Are you familiar with what’s called FMCG brands? I had to look it up. It means “Fast Moving Consumer Goods.” These are the type of products you reach for on the store shelves at the grocery or drug store. Think Kimberly-Clark, Unilever, Lindt, or Pfizer.
Typically, they are long-standing brands that built their marketing on buying television ads. But so much has changed in media, in advertising, and in consumer patterns over the years, it’s making all of us re-evaluate what works and what doesn’t. It’s a fast-changing, ever-evolving dynamic.
Many of these brands have shifted significant dollars from traditional media into digital.
Ebiquity, an independent marketing analysis company, was asked to gauge the effectiveness of media buying based on Return on Investment for FMCG brands.
The research looked at real-life examples of 6 categories of advertising for consumer products to assess short-term ROI to see which medium was most effective:
- Online video advertising
- Online display advertising
The research claims TV advertising was the only medium tested that showed a positive return. For every $1 invested in TV ads, advertisers realized a return of $1.74.
According to Ebiquity, these advertisers were losing money on some other ad platforms over the short-term.
For every $100 spent on advertising…
Perhaps one of the reasons that TV has continued to perform is what it delivers: Sight, Sound, Motion, Emotion. Ebiquity points to other brands, like KitKat that have a long-term committment to a consistent branding approach (Gimme a Break, break me off a piece of that Kit Kat bar). Campaigns for KitKat that use the slogan perform better those that don’t.

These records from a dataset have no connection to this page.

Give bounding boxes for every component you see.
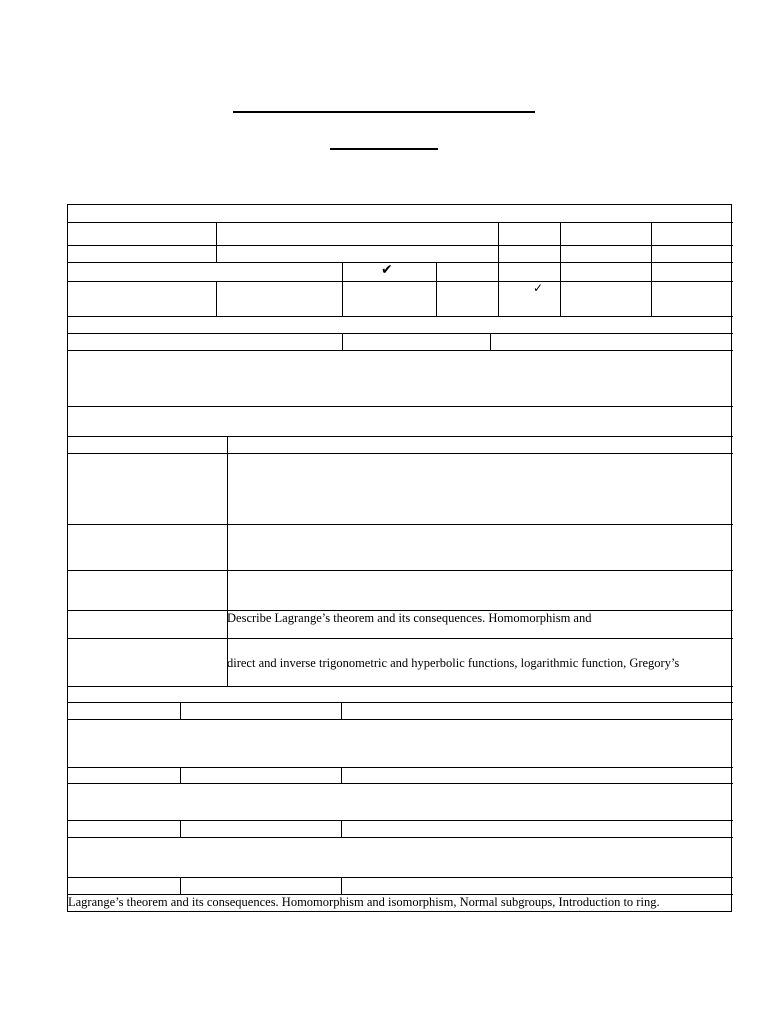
col-divider <box>651 245 652 262</box>
col-divider <box>342 281 343 316</box>
row-divider <box>68 316 733 317</box>
col-divider <box>227 436 228 686</box>
row-divider <box>68 877 733 878</box>
col-divider <box>180 877 181 894</box>
col-divider <box>216 281 217 316</box>
row-divider <box>68 524 733 525</box>
row-divider <box>68 686 733 687</box>
col-divider <box>560 222 561 245</box>
col-divider <box>341 702 342 719</box>
row-divider <box>68 783 733 784</box>
row-divider <box>68 719 733 720</box>
row-divider <box>68 702 733 703</box>
subtitle-underline <box>330 148 438 150</box>
checkmark-icon: ✓ <box>533 281 544 295</box>
row-divider <box>68 350 733 351</box>
col-divider <box>436 281 437 316</box>
row-divider <box>68 245 733 246</box>
row-divider <box>68 436 733 437</box>
form-table <box>67 204 732 912</box>
row-divider <box>68 406 733 407</box>
row-divider <box>68 281 733 282</box>
col-divider <box>341 820 342 837</box>
row-divider <box>68 767 733 768</box>
col-divider <box>180 702 181 719</box>
col-divider <box>342 262 343 281</box>
col-divider <box>498 281 499 316</box>
col-divider <box>216 222 217 245</box>
col-divider <box>498 222 499 245</box>
col-divider <box>216 245 217 262</box>
row-divider <box>68 333 733 334</box>
row-divider <box>68 638 733 639</box>
col-divider <box>436 262 437 281</box>
col-divider <box>180 767 181 783</box>
col-divider <box>651 262 652 281</box>
col-divider <box>498 245 499 262</box>
title-underline <box>233 111 535 113</box>
footer-text: Lagrange’s theorem and its consequences. Homomorphism and isomorphism, Normal subgroups, Introduction to ring. <box>68 895 660 909</box>
row-divider <box>68 837 733 838</box>
col-divider <box>560 262 561 281</box>
col-divider <box>490 333 491 350</box>
col-divider <box>498 262 499 281</box>
row-divider <box>68 222 733 223</box>
col-divider <box>180 820 181 837</box>
col-divider <box>342 333 343 350</box>
col-divider <box>341 877 342 894</box>
row-divider <box>68 570 733 571</box>
row-divider <box>68 453 733 454</box>
checkmark-icon: ✔ <box>381 262 393 278</box>
col-divider <box>560 281 561 316</box>
row-text-functions: direct and inverse trigonometric and hyperbolic functions, logarithmic function, Gregory’s <box>227 656 680 670</box>
row-divider <box>68 820 733 821</box>
col-divider <box>651 281 652 316</box>
col-divider <box>651 222 652 245</box>
col-divider <box>341 767 342 783</box>
col-divider <box>560 245 561 262</box>
row-text-lagrange: Describe Lagrange’s theorem and its consequences. Homomorphism and <box>227 611 592 625</box>
row-divider <box>68 262 733 263</box>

Or brands like Intel, that use what’s called “sonic branding” by consistently using a signature sound effect in ads.
High recognition — driven by continuity of slogans, celebrities, look and feel, and sonic elements — in pre-test advertising scores links subsequently to higher ROI. Continuity of style links to strong TV performance. But where creative is incoherent or incompatible with established creative devices, the ROI can be ten times lower than highly effective creative on leading brands. — Ebiquity blog
So is it the medium or the message? In the digital space, agencies and marketers tend to think differently — that’s good. But they may be going too far in trying to be different and walking away from the equity they’ve built up for years.

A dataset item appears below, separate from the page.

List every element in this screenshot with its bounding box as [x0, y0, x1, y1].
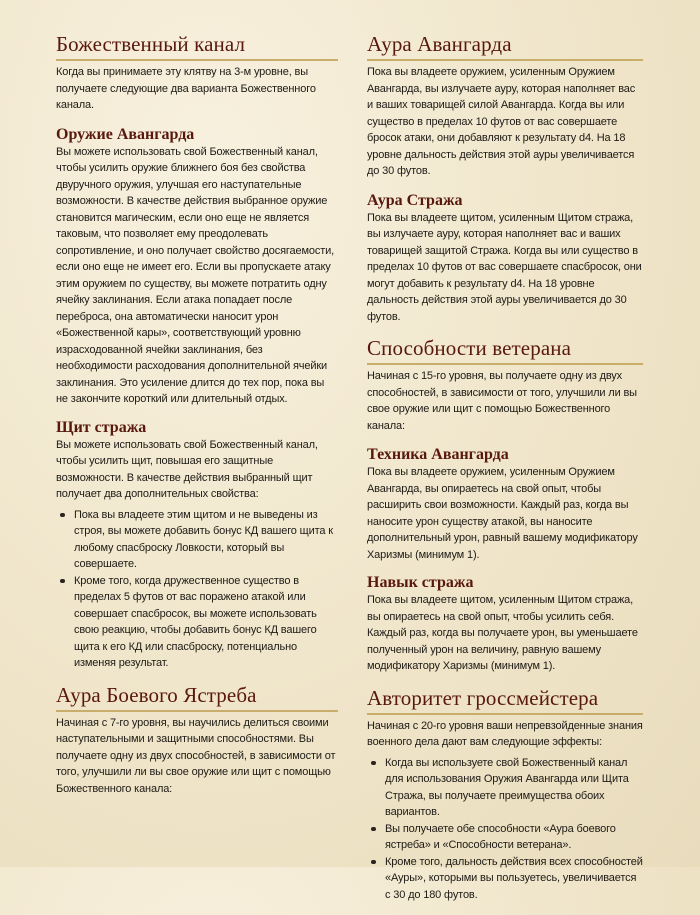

The temptation, when taking an established FMCG brand in a new direction on a new channel and with a new campaign, is to reinvent the wheel, to develop a creative route which either puts forward new brand assets for digital only, or adapts them to such an extent that they’re neither recognizable nor visible to the target market. Our recent experience has shown us that, if you use established brand assets and/or house ad styling on digital and social platforms, they work harder for brands. — Ebiquity blog
Reading this, you may be thinking “here’s a TV guy trying to justify TV again despite what we all know.” Trust me, we sell a lot of digital products where I work and I can tell you first-hand that it works.
Honestly, any medium can work for advertisers if it’s done efficiently with sufficient dollars behind it.
None of this is a condemnation of any medium. Each has its strengths and weaknesses, but the study questions whether changing too quickly and doing that all-eggs-in-the-digital-basket can erode what consumers know and think about brands.
We’re all learning here. The world’s biggest advertising spender, Procter & Gamble, came to a conclusion earlier this year when it announced that it was moving away from targeted Facebook ads that fell short of its needs. It wasn’t cutting back on total digital ad spend, but it was figuring out what works and what doesn’t.
And it’s not an all or nothing thing either.
Studies have shown consistently there is a multiplier effect to overall advertising campaigns when mediums such as Digital and TV are combined. The researchers call it “cross-screen exposure.” A study done for Microsoft and Nielsen showed a marked increase in brand recall, ad recall, message recall, and ad likeability when TV campaigns are reinforced with similar creative on-line.
It will be interesting to see how things play out over time.